Cindy Frenkel – Two Poems



Summer’s Day in Chichester

for Pippa and David Wheeler

I.

Pippa’s pear trees in the long garden,
lyrical accents, repose in otherness.
We walk with our daughters
through deep woods, verdant rooms
of cambered trees, every shade of green.

II.

At the pub overlooking the sea,
its beams older than Michigan trees,
a golden retriever sleeps curled on the bench.
Our plates arrive,  carrots, beans
a visual feast of orange and green,
Yorkshire pudding, thin slices of beef.
We share warm dessert with cream
then walk the water’s edge,
our girls collecting sea glass.

III.

In the old cemetery above the beach,
I study names, dates, am drawn
to miniature lamb markers scattered
among the larger stones.
The most enchanting,
the most tragic.
How could I have known?



The Anatomy of Color

I

Green yields itself to us
this time of year,
the hopeless birch, felicitous willow,
and even the pink tulips,
with their green stands and leaves,
bend over as most any flower would
in such a breeze. Air rushes in
with the smell of green, tries to articulate
the pure cerulean of the sky
and fails. But somehow the sweet
smell lingers, and the willow
mops the sky. Through the miniature gray boxes
of the screen door I can see: two red metal
chairs with their fanned backs,
a yellowish straw mat to wipe one’s feet on,
and the lawn’s vast expanse,
a variety of greens—mint, army, pine.

The paper with its black-on-white
characters is tossed near the door;
its scroll shape rolls, morning
after morning, just beyond the green.
Slender fingers push open the door.
Coffee’s smell wafts
through this small house,
and look: the table’s ready, the white
porcelain cup reflecting the silver
of a fork, sizzle then splatter
of a real meal cooking,
and doesn’t the sky seem bluer today?
The colors outside will be more
of what they are, each piece of fruit,
every dirty lawn chair, each blade of hair.
Even the air carries the smell of color,
apple blossoms exploding,
pink and white. Today is a day
to remember, brushing a mosquito
away from the face, feeling that calm
at seeing lawn, gray-brown bark
of a tree, violet in a bud, green,
green as only summer, in a stem.

II

Up the brown steps,
a plaid dress on the chair waiting
to be worn, and loafers abandoned
in the corner, brown leather
staring at brown leather. A few amber hairs
in the brush, amber which will grow darker,
then lighter, gray, gray-white, softer.

Night is the darkest blue punctuated
by white dots. Iridescent blue wings flutter
between brown trees, and individual nouns
are attempting to spell Forever.
Color and form divide, distinguish,
modify, as everything ages.
The moon is only a chip of gold, a transmutation
of its old substance, adequate light
to catch the lilacs bobbing. The elm
in the back of the house has been standing
for hundreds of years, the blue wings
flickering for maybe a moment.


Author’s Statement on Beauty

Recently, I left my car in a friend’s driveway, and we went in his car to a restaurant. When we returned, it was dark out. Walking toward my car to leave, I flicked the key fob to unlock my door, and the headlights beamed. There it was: attached to both the car and my friend’s garage, a massive, marvelous spider web. It was woven in the time it took to go for dinner!
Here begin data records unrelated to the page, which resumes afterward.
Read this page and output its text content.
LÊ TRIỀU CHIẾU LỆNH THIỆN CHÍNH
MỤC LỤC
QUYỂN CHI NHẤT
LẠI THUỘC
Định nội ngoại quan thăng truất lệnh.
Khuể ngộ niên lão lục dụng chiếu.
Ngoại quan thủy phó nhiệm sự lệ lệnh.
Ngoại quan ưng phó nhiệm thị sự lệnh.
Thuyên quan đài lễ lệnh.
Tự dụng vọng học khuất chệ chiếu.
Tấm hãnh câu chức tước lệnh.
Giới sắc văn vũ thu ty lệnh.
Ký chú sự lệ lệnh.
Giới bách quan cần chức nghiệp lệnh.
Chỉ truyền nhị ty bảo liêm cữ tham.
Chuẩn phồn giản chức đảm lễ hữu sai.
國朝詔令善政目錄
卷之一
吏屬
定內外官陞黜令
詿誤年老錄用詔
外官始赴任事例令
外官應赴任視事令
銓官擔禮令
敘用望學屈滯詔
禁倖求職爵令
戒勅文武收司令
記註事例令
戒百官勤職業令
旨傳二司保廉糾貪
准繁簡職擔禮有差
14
It was breathtaking. Wanting to preserve this meticulous lacework, I gingerly tried to detach it from my car. In an instant, it disappeared.
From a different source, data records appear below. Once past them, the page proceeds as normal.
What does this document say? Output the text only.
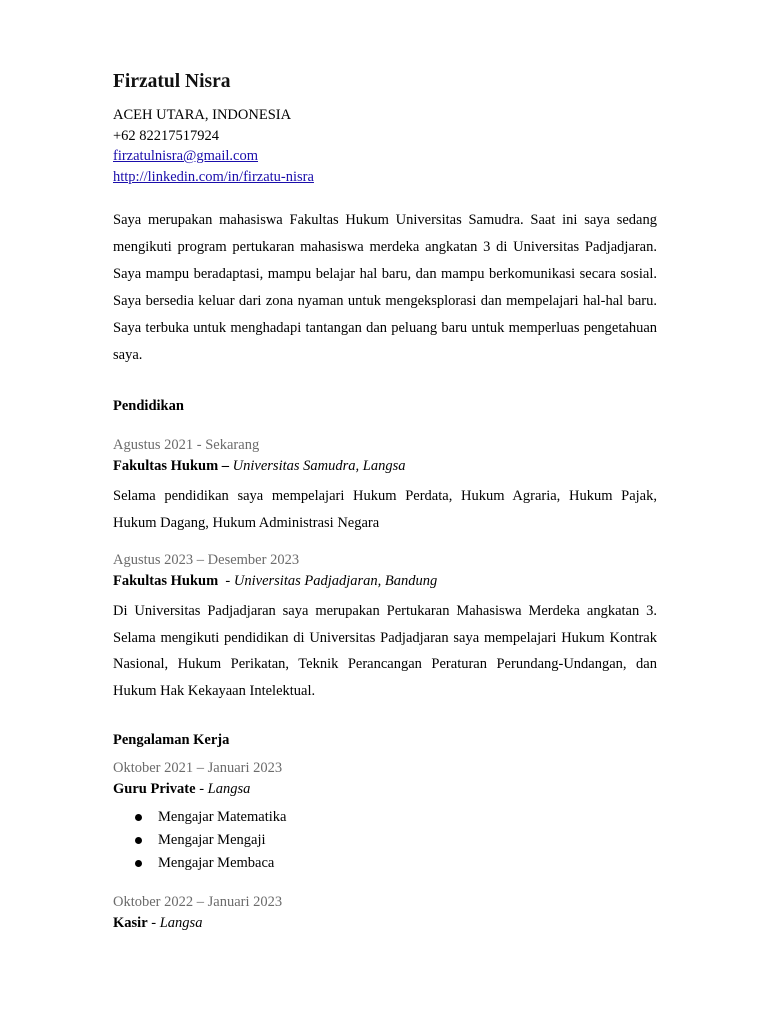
Firzatul Nisra
ACEH UTARA, INDONESIA
+62 82217517924
firzatulnisra@gmail.com
http://linkedin.com/in/firzatu-nisra
Saya merupakan mahasiswa Fakultas Hukum Universitas Samudra. Saat ini saya sedang mengikuti program pertukaran mahasiswa merdeka angkatan 3 di Universitas Padjadjaran. Saya mampu beradaptasi, mampu belajar hal baru, dan mampu berkomunikasi secara sosial. Saya bersedia keluar dari zona nyaman untuk mengeksplorasi dan mempelajari hal-hal baru. Saya terbuka untuk menghadapi tantangan dan peluang baru untuk memperluas pengetahuan saya.
Pendidikan
Agustus 2021 - Sekarang
Fakultas Hukum – Universitas Samudra, Langsa
Selama pendidikan saya mempelajari Hukum Perdata, Hukum Agraria, Hukum Pajak, Hukum Dagang, Hukum Administrasi Negara
Agustus 2023 – Desember 2023
Fakultas Hukum  - Universitas Padjadjaran, Bandung
Di Universitas Padjadjaran saya merupakan Pertukaran Mahasiswa Merdeka angkatan 3. Selama mengikuti pendidikan di Universitas Padjadjaran saya mempelajari Hukum Kontrak Nasional, Hukum Perikatan, Teknik Perancangan Peraturan Perundang-Undangan, dan Hukum Hak Kekayaan Intelektual.
Pengalaman Kerja
Oktober 2021 – Januari 2023
Guru Private - Langsa
Mengajar Matematika
Mengajar Mengaji
Mengajar Membaca
Oktober 2022 – Januari 2023
Kasir - Langsa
Looking at ripples in the tub or foamy waves lapping the shore can affect me the same way. I feel a reservoir of joy well up when seeing momentary glimpses of beauty. It happens, too, when looking at someone I love.

I also find huge pleasure in small, handmade treasures, a box covered in marbleized Italian paper or an exquisite letterpress card. Mallory is my most beautiful, constant companion. She’s a tuxedo cat, with two different colored eyes: one jade-green, one sea-blue, and each of equal hue. With her pale pink nose, she has a sublimely balanced face. It’s a joy being her person. When she’s hiding under the bed (and her face is out of view), often her black tail sticks out, with its white dot on the end, her exclamation point—wonderful!—and charming, too. Could it get any better? It does. Her beauty is completely rivaled by her sweetness. How I welcome the thump, thumping as she runs to greet me when I come home!


 

Cindy Frenkel’s remembrance “Galway Kinnell and the Blue Button-Down,” appears in The Southampton Review. Her essay about being a Writer-in-Residence with InsideOut Literary Arts Project, which brings working poets into Detroit public schools, is in the anthology To Light a Fire. Frenkel’s poetry has been in MER, The MacGuffin, The Alembic, Poetica, and Renaissance City. She wrote and edited The Detroit Institute of Arts Magazine (DIA), has authored several columns, and coauthored 100 Essential Books for Jewish Readers. She earned her M.F.A. from Columbia University while working on The New Yorker’s editorial staff. She is an adjunct professor at Oakland Community College and Lawrence Technological University.